HB 1100 is just another in a series of victories for Colorado immigrant advocates. Since Democrats took control of state government in 2019, Colorado has enacted several laws aimed at protecting those living in the state without federal authorization.
In May 2019, Polis signed HB 1124, which prevents jails from holding detainees past their release dates because they are subject to an ICE detainer. In March 2020, Polis signed Senate Bill 83, prohibiting civil arrests in courthouses – a practice immigrant advocates said impeded the criminal justice system. Additional Colorado bills now allow non-citizens to attain driver’s licenses and obtain housing benefits.
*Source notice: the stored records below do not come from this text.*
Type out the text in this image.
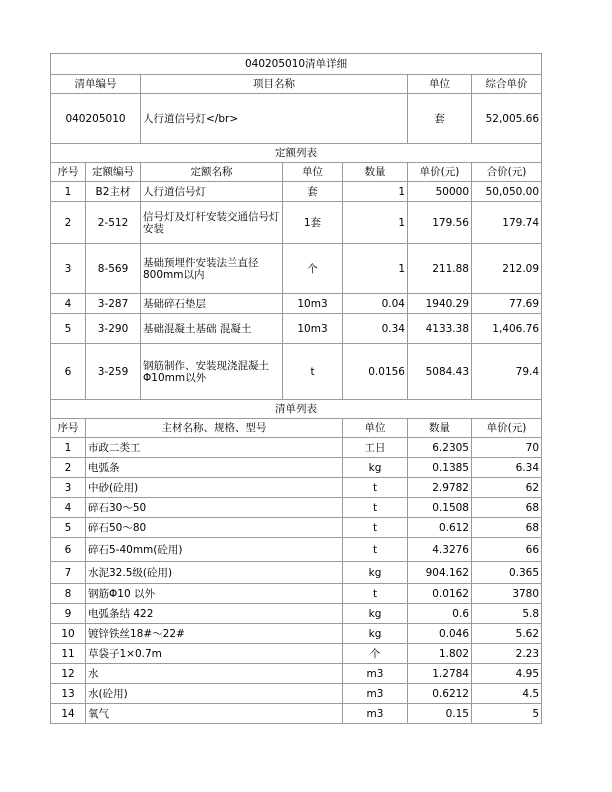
040205010清单详细							
清单编号		项目名称			单位	综合单价	
040205010		人行道信号灯</br>			套	52,005.66	
定额列表							
序号	定额编号	定额名称	单位	数量	单价(元)	合价(元)	
1	B2主材	人行道信号灯	套	1	50000	50,050.00	
2	2-512	信号灯及灯杆安装交通信号灯安装	1套	1	179.56	179.74	
3	8-569	基础预埋件安装法兰直径800mm以内	个	1	211.88	212.09	
4	3-287	基础碎石垫层	10m3	0.04	1940.29	77.69	
5	3-290	基础混凝土基础 混凝土	10m3	0.34	4133.38	1,406.76	
6	3-259	钢筋制作、安装现浇混凝土Φ10mm以外	t	0.0156	5084.43	79.4	
清单列表							
序号	主材名称、规格、型号			单位	数量	单价(元)	
1	市政二类工			工日	6.2305	70	
2	电弧条			kg	0.1385	6.34	
3	中砂(砼用)			t	2.9782	62	
4	碎石30～50			t	0.1508	68	
5	碎石50～80			t	0.612	68	
6	碎石5-40mm(砼用)			t	4.3276	66	
7	水泥32.5级(砼用)			kg	904.162	0.365	
8	钢筋Φ10 以外			t	0.0162	3780	
9	电弧条结 422			kg	0.6	5.8	
10	镀锌铁丝18#～22#			kg	0.046	5.62	
11	草袋子1×0.7m			个	1.802	2.23	
12	水			m3	1.2784	4.95	
13	水(砼用)			m3	0.6212	4.5	
14	氧气			m3	0.15	5	
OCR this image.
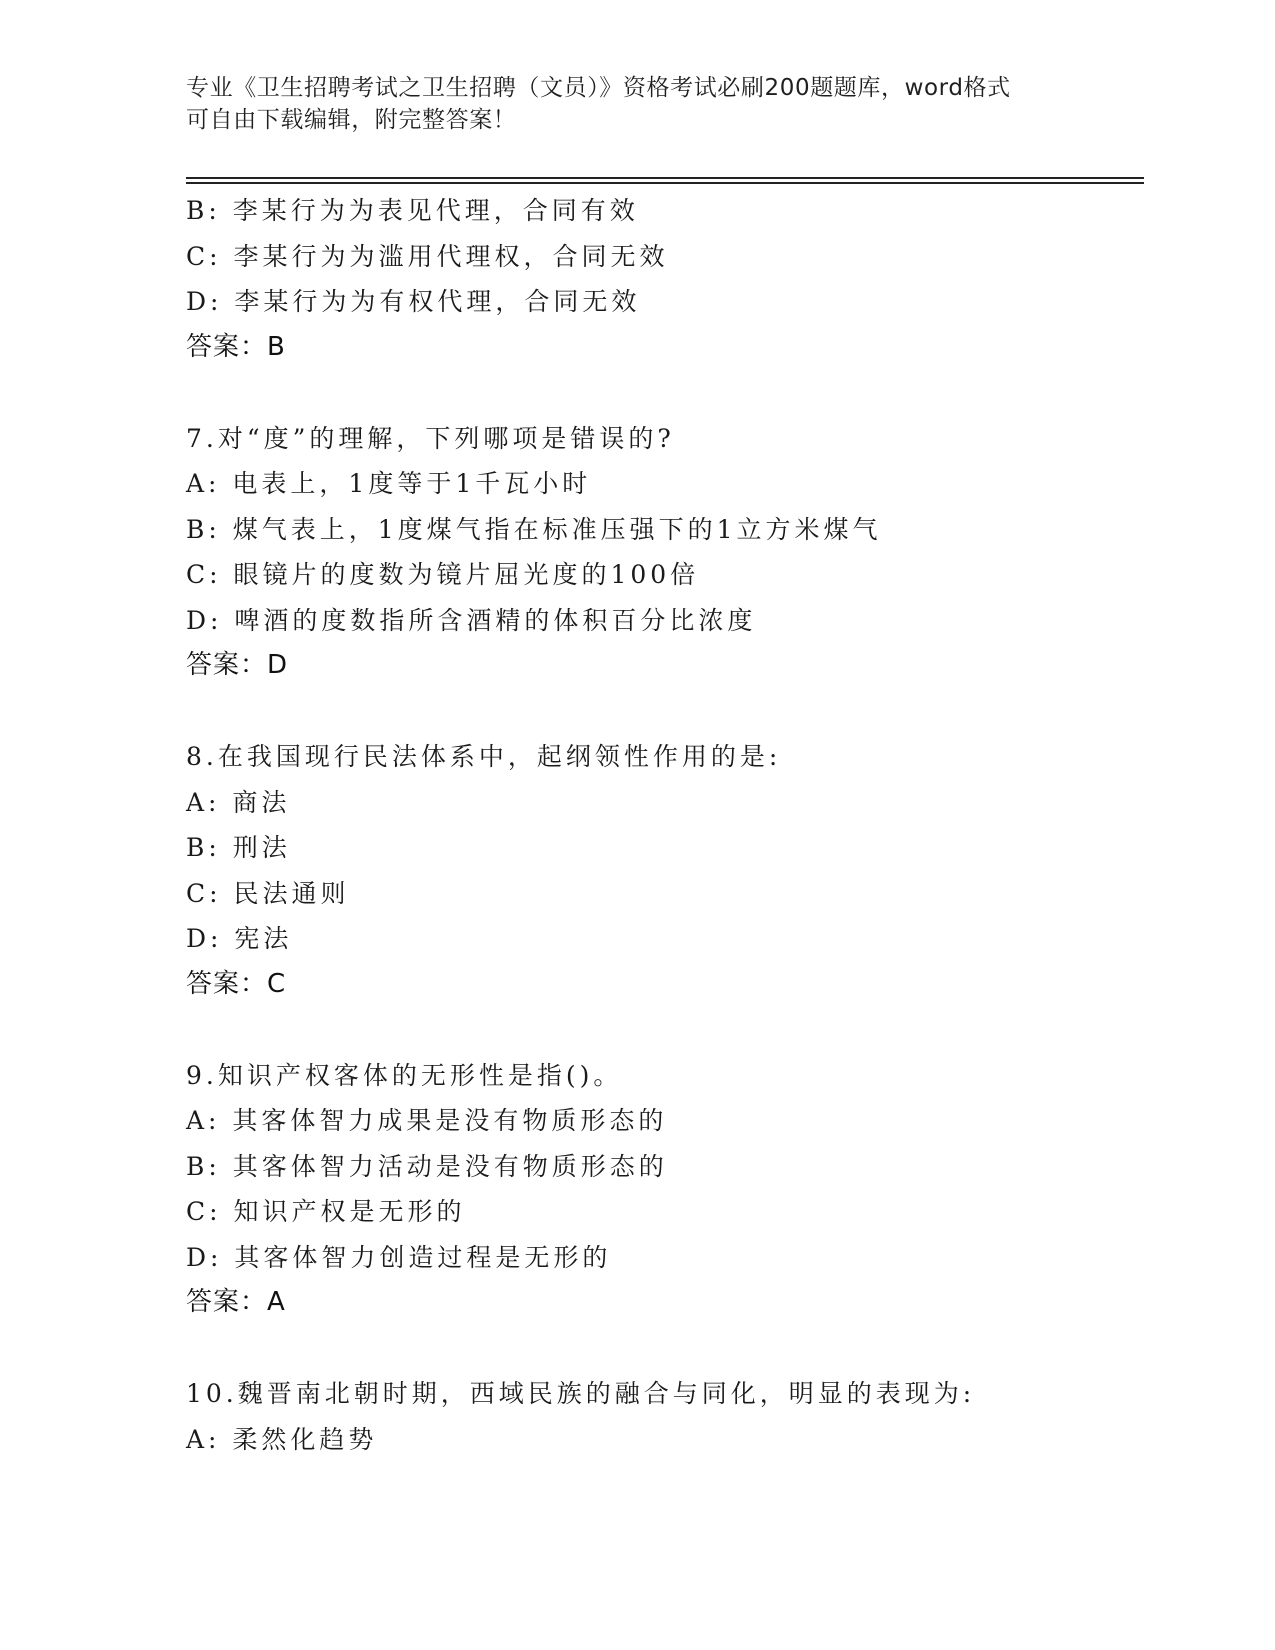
专业《卫生招聘考试之卫生招聘（文员）》资格考试必刷200题题库，word格式
可自由下载编辑，附完整答案！
B: 李某行为为表见代理，合同有效
C: 李某行为为滥用代理权，合同无效
D: 李某行为为有权代理，合同无效
答案：B
7.对“度”的理解，下列哪项是错误的?
A: 电表上，1度等于1千瓦小时
B: 煤气表上，1度煤气指在标准压强下的1立方米煤气
C: 眼镜片的度数为镜片屈光度的100倍
D: 啤酒的度数指所含酒精的体积百分比浓度
答案：D
8.在我国现行民法体系中，起纲领性作用的是:
A: 商法
B: 刑法
C: 民法通则
D: 宪法
答案：C
9.知识产权客体的无形性是指()。
A: 其客体智力成果是没有物质形态的
B: 其客体智力活动是没有物质形态的
C: 知识产权是无形的
D: 其客体智力创造过程是无形的
答案：A
10.魏晋南北朝时期，西域民族的融合与同化，明显的表现为:
A: 柔然化趋势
According to Migration Policy Institute, more than 150,000 people live in Colorado without legal status. That’s almost 3% of the state population living in fear of contacting law enforcement if they are victims of a crime or have witnessed a crime, advocates argue.
Milagro Chavez, an immigrant in Colorado without proper status, told lawmakers during a hearing earlier this year, “I was a victim of domestic violence. I was silent for years because I did not have the courage to ask the police for help, for fear they will work with ICE and detain me.”
Before HB 1100, Colorado residents without proper documentation could be arrested, regardless of whether they had committed a crime, and locked up in a local detention facility to await processing by ICE. The new law leaves just one lockup in the state to store immigrants – a private prison with a capacity of 1,500 in Aurora, operated by the GEO Group.
Retired ICE veteran John Fabbricatore pooh-poohed the law, citing the burden it puts on local law enforcement officials who arrest migrants they don’t intend to charge but want to deliver to ICE. “We have pretty bad winters out here,” he said. “If you arrest somebody down in Durango with ICE, you would have to drive them from Durango all the way up to the GEO facility in Aurora during that ice storm, or go over the mountain passes, or wherever, when now you could deliver them first to Teller County, hold them in Teller County.”
But National Immigrant Justice Center Associate Director Mark Fleming said that’s the point of laws like HB 1100 – to keep law-abiding migrants out of detention, where they can wait years for federal officials to process their asylum requests. “In states like Illinois, where I am, what we have noticed is that the number of people swept up into the pipeline for deportation goes drastically down,” he said.
Now it’s up to ICE to decide which migrants pose enough of a threat to use the agency’s own resources to pursue and detain them. “By passing this sort of legislation,” Fleming added, “we have forced ICE to prioritize its enforcement and it’s led to a drastic reduction of enforcement in the state. I’d suspect very similar patterns in Colorado.”